IPCC Case-Based Discussion: How Should We Sequence Therapy?

Beth Fand Incollingo @fandincollingo
Published: Tuesday, Jun 12, 2012
A multidisciplinary audience gathered in New York City for the 5th Annual Interdisciplinary Prostate Cancer Congress. The meeting provided an opportunity for medical oncologists, radiation oncologists, and urologists to review the latest strategies and therapeutic agents available for patients with prostate cancer and fostered discussion to build consensus about best treatments.

Three case studies focused on how best to sequence therapy in prostate cancer were presented by Daniel P. Petrylak, MD, and discussed by a panel that included Robert Dreicer, MD, and Oliver Sartor, MD. The audience voted on the treatment options they would have chosen for the patients whose cases were presented.

Case 1

Petrylak: The patient is a 72-year-old man with a PSA score of 80. A biopsy of the prostate reveals Gleason score 10 adenocarcinoma with small-cell components. A bone scan demonstrates extensive metastatic disease, and a CT scan of the abdomen/pelvis demonstrates three hepatic metastases.
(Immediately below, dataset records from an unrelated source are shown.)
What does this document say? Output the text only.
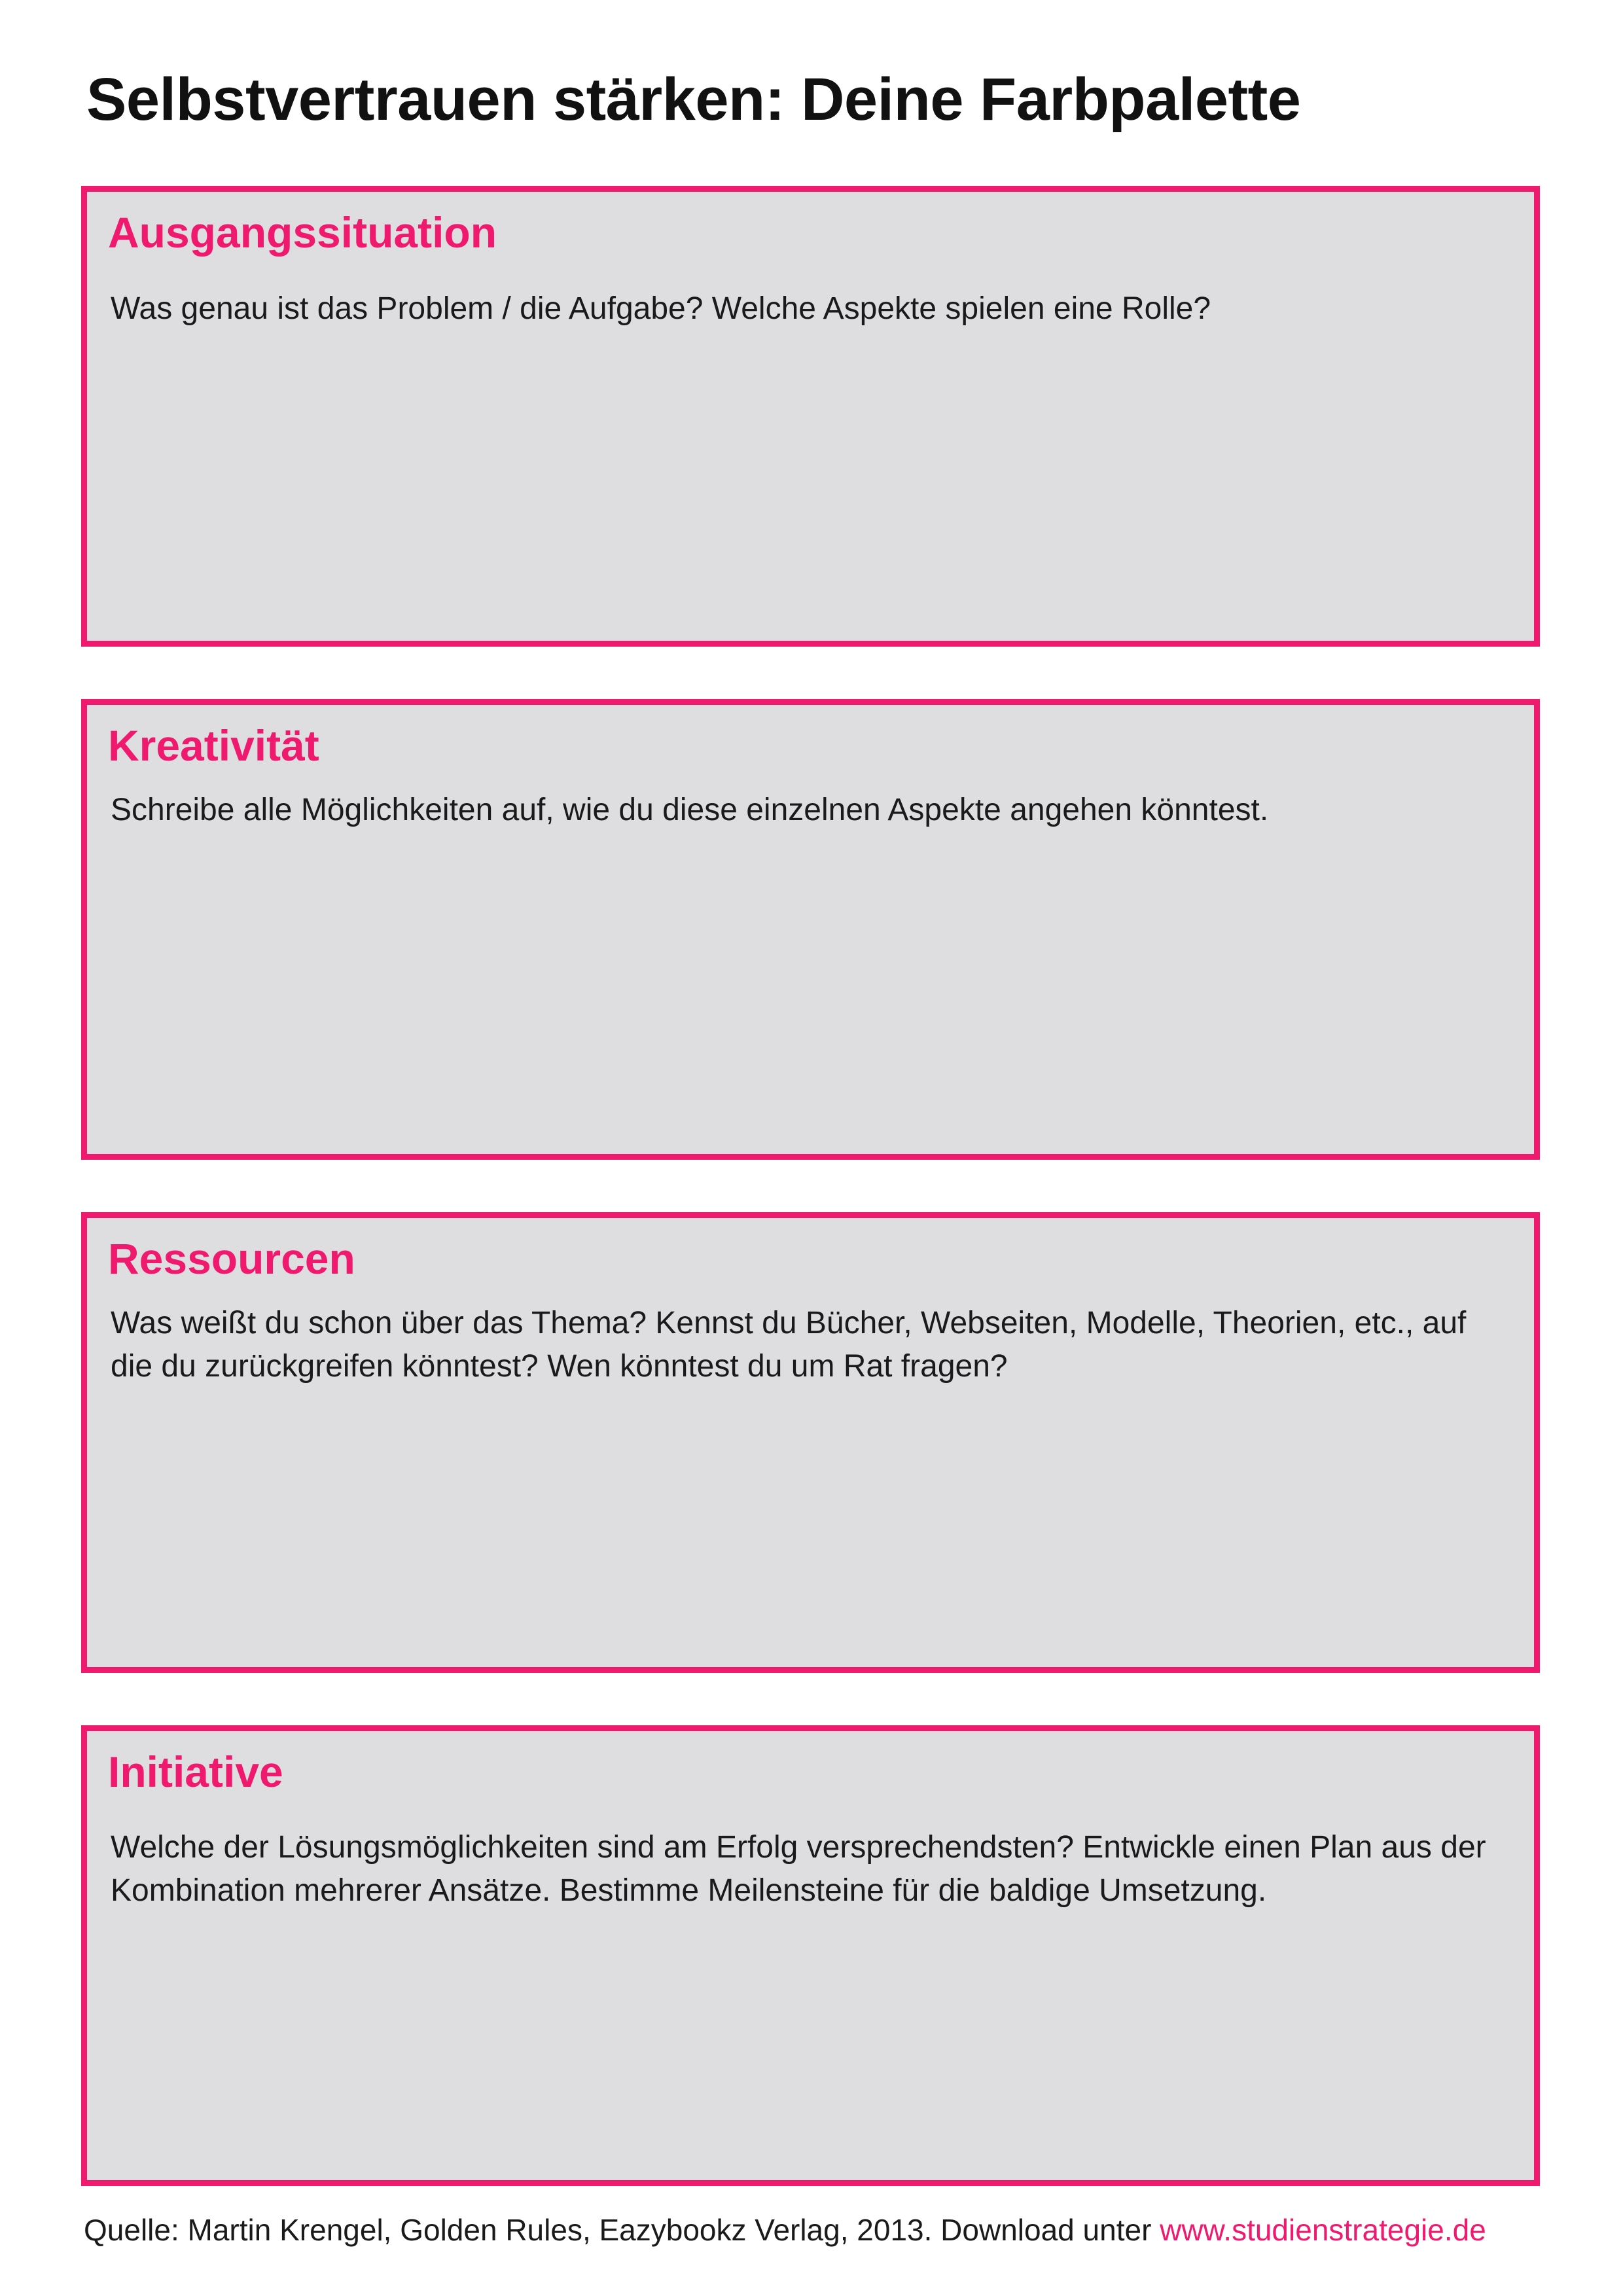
Selbstvertrauen stärken: Deine Farbpalette
Ausgangssituation

Was genau ist das Problem / die Aufgabe? Welche Aspekte spielen eine Rolle?

Kreativität

Schreibe alle Möglichkeiten auf, wie du diese einzelnen Aspekte angehen könntest.

Ressourcen

Was weißt du schon über das Thema? Kennst du Bücher, Webseiten, Modelle, Theorien, etc., auf die du zurückgreifen könntest? Wen könntest du um Rat fragen?

Initiative

Welche der Lösungsmöglichkeiten sind am Erfolg versprechendsten? Entwickle einen Plan aus der Kombination mehrerer Ansätze. Bestimme Meilensteine für die baldige Umsetzung.

Quelle: Martin Krengel, Golden Rules, Eazybookz Verlag, 2013. Download unter www.studienstrategie.de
Which of the following treatment options would you recommend?
  1. Combined androgen blockade
  2. Combined androgen blockade with carboplatin/etoposide
  3. Carboplatin/etoposide alone
  4. Combined blockade with carboplatin/docetaxel

Case 1. Audience Response*

Case 1: Audience Response

*Totals may not equal 100%

Dreicer: When you see a patient like this, with hepatic metastases and a hint of small-cell pathology, you worry about a mixed lesion because that is more typical biologic behavior. So, clearly, androgen-deprivation therapy (ADT) is appropriate. Every once in a while, a patient will show up with liver metastases from the adenocarcinoma component, so I think it’s reasonable to start with ADT. I’d probably re-image the patient in eight to 10 weeks, assuming he is asymptomatic. Obviously, if there are symptoms, you’ll start systemic therapy.

Sartor: I’m thinking there are probably two components to the tumor. If small-cell is 80% on the biopsy, that pushes me a bit more toward combined androgen blockade with carboplatin/etoposide.
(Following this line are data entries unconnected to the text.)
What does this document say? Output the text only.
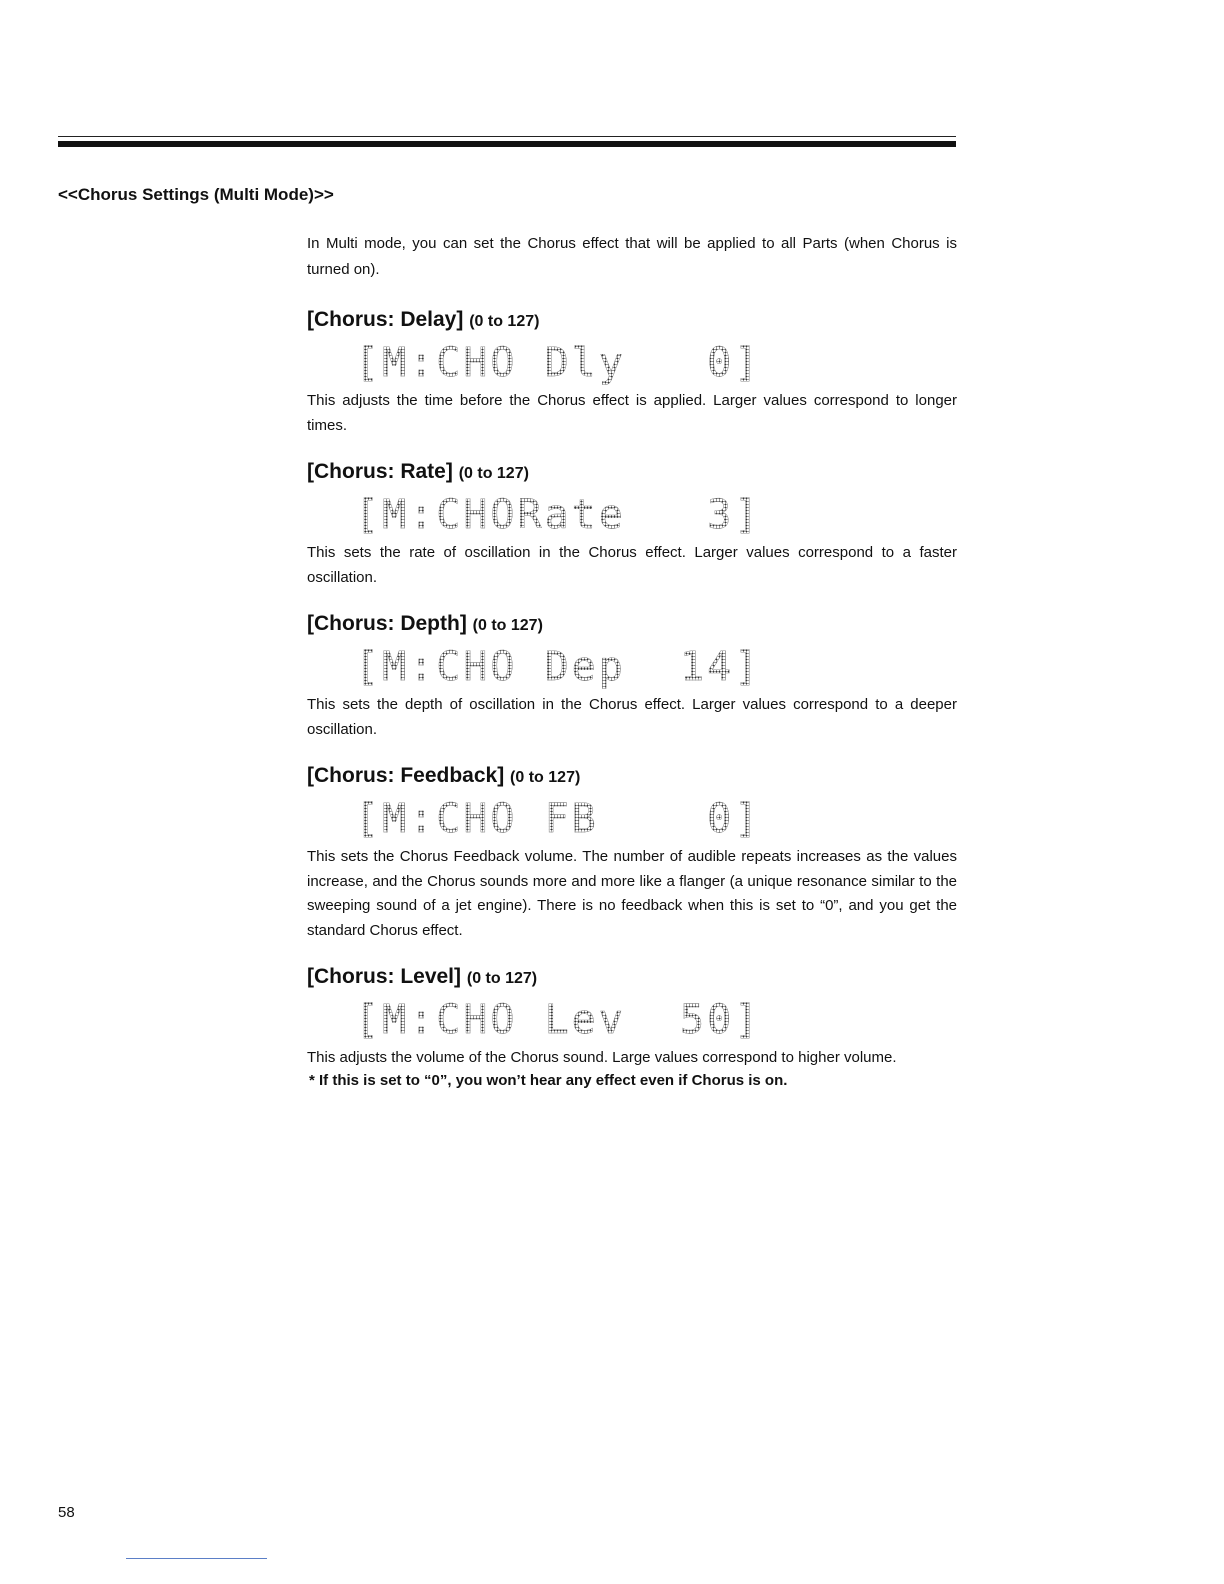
<<Chorus Settings (Multi Mode)>>
In Multi mode, you can set the Chorus effect that will be applied to all Parts (when Chorus is turned on).
[Chorus: Delay] (0 to 127)
[M:CHO Dly   0]
This adjusts the time before the Chorus effect is applied. Larger values correspond to longer times.
[Chorus: Rate] (0 to 127)
[M:CHORate   3]
This sets the rate of oscillation in the Chorus effect. Larger values correspond to a faster oscillation.
[Chorus: Depth] (0 to 127)
[M:CHO Dep  14]
This sets the depth of oscillation in the Chorus effect. Larger values correspond to a deeper oscillation.
[Chorus: Feedback] (0 to 127)
[M:CHO FB    0]
This sets the Chorus Feedback volume. The number of audible repeats increases as the values increase, and the Chorus sounds more and more like a flanger (a unique resonance similar to the sweeping sound of a jet engine). There is no feedback when this is set to “0”, and you get the standard Chorus effect.
[Chorus: Level] (0 to 127)
[M:CHO Lev  50]
This adjusts the volume of the Chorus sound. Large values correspond to higher volume.
* If this is set to “0”, you won’t hear any effect even if Chorus is on.
58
Petrylak: The patient was treated with combined blockade with six cycles of carboplatin and etoposide up front. His PSA normalized, and a CT scan of the adenocarcinoma showed that his liver metastases went away completely. He was maintained on combined blockade. After one year, his PSA rises to 40 and his liver metastases comes back. He also develops symptomatic bone pain.
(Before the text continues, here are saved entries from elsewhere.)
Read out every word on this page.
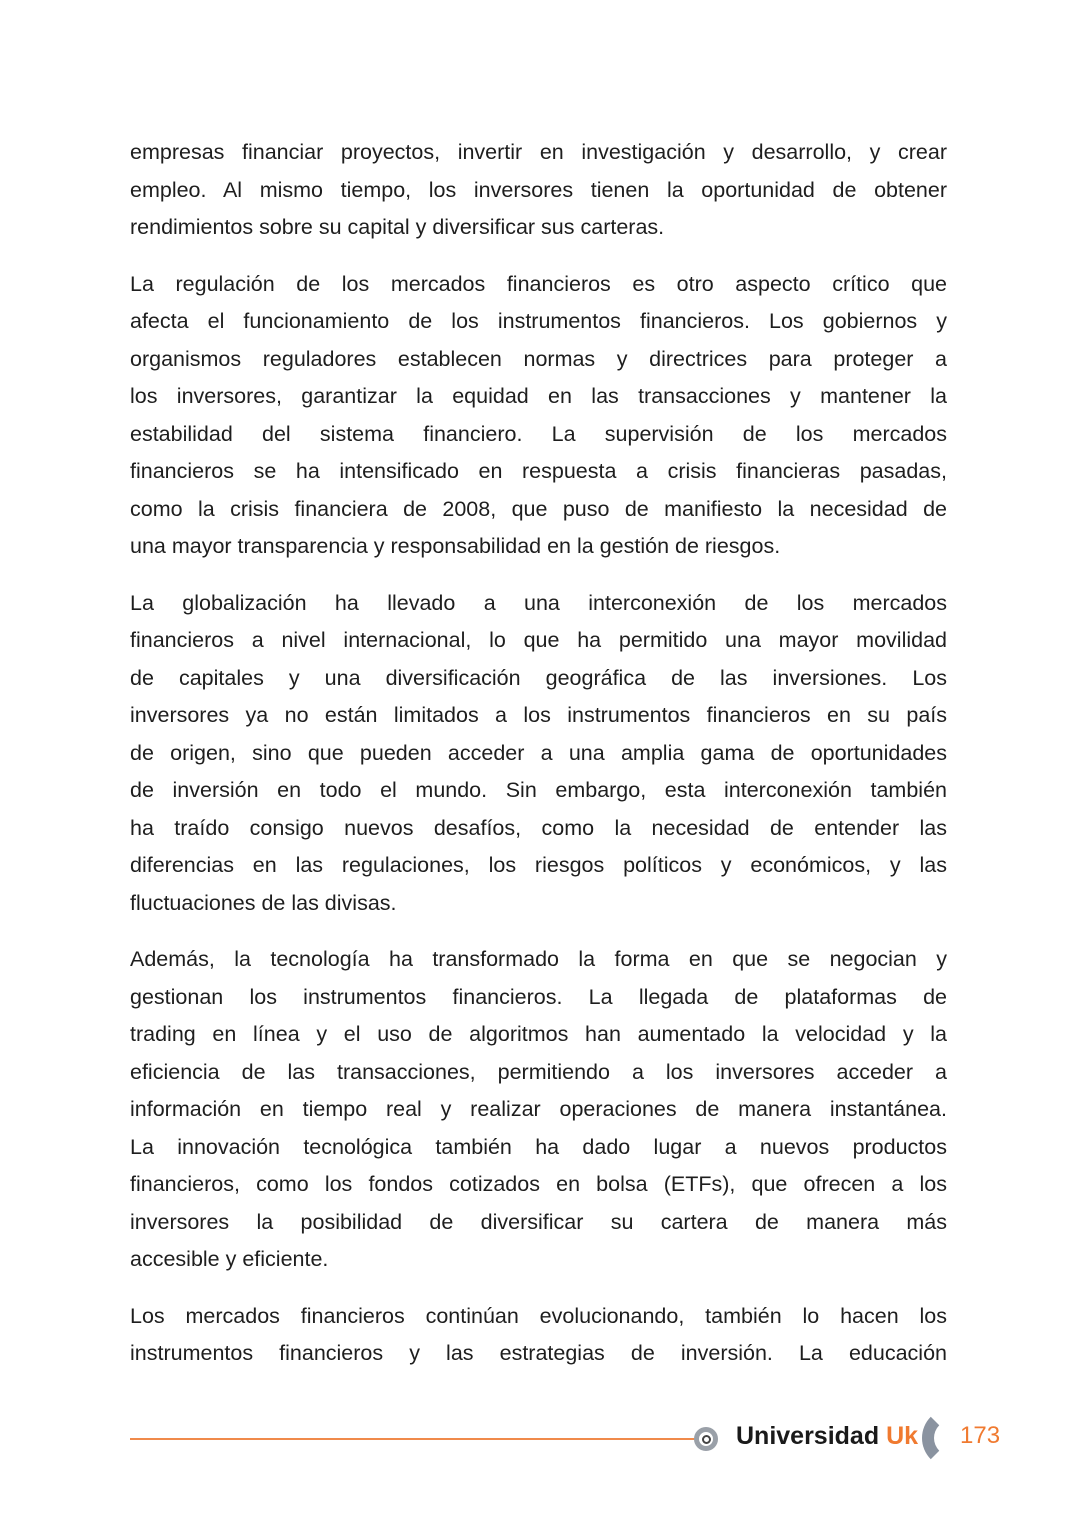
empresas financiar proyectos, invertir en investigación y desarrollo, y crear
empleo. Al mismo tiempo, los inversores tienen la oportunidad de obtener
rendimientos sobre su capital y diversificar sus carteras.
La regulación de los mercados financieros es otro aspecto crítico que
afecta el funcionamiento de los instrumentos financieros. Los gobiernos y
organismos reguladores establecen normas y directrices para proteger a
los inversores, garantizar la equidad en las transacciones y mantener la
estabilidad del sistema financiero. La supervisión de los mercados
financieros se ha intensificado en respuesta a crisis financieras pasadas,
como la crisis financiera de 2008, que puso de manifiesto la necesidad de
una mayor transparencia y responsabilidad en la gestión de riesgos.
La globalización ha llevado a una interconexión de los mercados
financieros a nivel internacional, lo que ha permitido una mayor movilidad
de capitales y una diversificación geográfica de las inversiones. Los
inversores ya no están limitados a los instrumentos financieros en su país
de origen, sino que pueden acceder a una amplia gama de oportunidades
de inversión en todo el mundo. Sin embargo, esta interconexión también
ha traído consigo nuevos desafíos, como la necesidad de entender las
diferencias en las regulaciones, los riesgos políticos y económicos, y las
fluctuaciones de las divisas.
Además, la tecnología ha transformado la forma en que se negocian y
gestionan los instrumentos financieros. La llegada de plataformas de
trading en línea y el uso de algoritmos han aumentado la velocidad y la
eficiencia de las transacciones, permitiendo a los inversores acceder a
información en tiempo real y realizar operaciones de manera instantánea.
La innovación tecnológica también ha dado lugar a nuevos productos
financieros, como los fondos cotizados en bolsa (ETFs), que ofrecen a los
inversores la posibilidad de diversificar su cartera de manera más
accesible y eficiente.
Los mercados financieros continúan evolucionando, también lo hacen los
instrumentos financieros y las estrategias de inversión. La educación
Universidad Uk 173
Your next treatment choice is:

  1. Abiraterone acetate
  2. Carboplatin/etoposide
  3. Carboplatin/docetaxel
  4. Combined blockade with carboplatin and docetaxel
Petrylak: Fifty percent of the audience chose abiraterone acetate, and 39% selected carboplatin and docetaxel.

Sartor: To me, that PSA rise indicates that the androgen axis is still intact. So I feel that bringing an additional way to attack the androgen axis, like the abiraterone, is very reasonable. We don’t have a lot of data in this sort of setting—in fact, we have almost none—and I wouldn’t fault anybody who would go with the carboplatin/ docetaxel.

Dreicer: It still may be that what we’ve seen here is just mostly adenocarcinoma, so if at this juncture he’s symptomatic, I think abiraterone is a very reasonable choice. I probably would again give him four weeks of therapy and see whether or not there’s any clinical response.

Petrylak: The patient was treated with abiraterone/prednisone. On that treatment, his PSA dropped from 120 to 30, but a CT scan shows continued progression of the disease in his liver. Do you think the patient has a small-cell component at this point? Do you think he has an adenocarcinoma?

Your next treatment options are:

  1. Carboplatin/docetaxel
  2. Oral etoposide
  3. Carboplatin/etoposide
  4. Irinotecan-based therapy
Petrylak: Approximately 67% of the audience said they’d treat with carboplatin/docetaxel, 17% said carboplatin/etoposide, 10% said irinotecan, and 7% said oral etoposide.

Sartor: Is there a role for measuring chromogranin A or neuronspecific enolase? Would that help determine whether to do a re-biopsy at that point?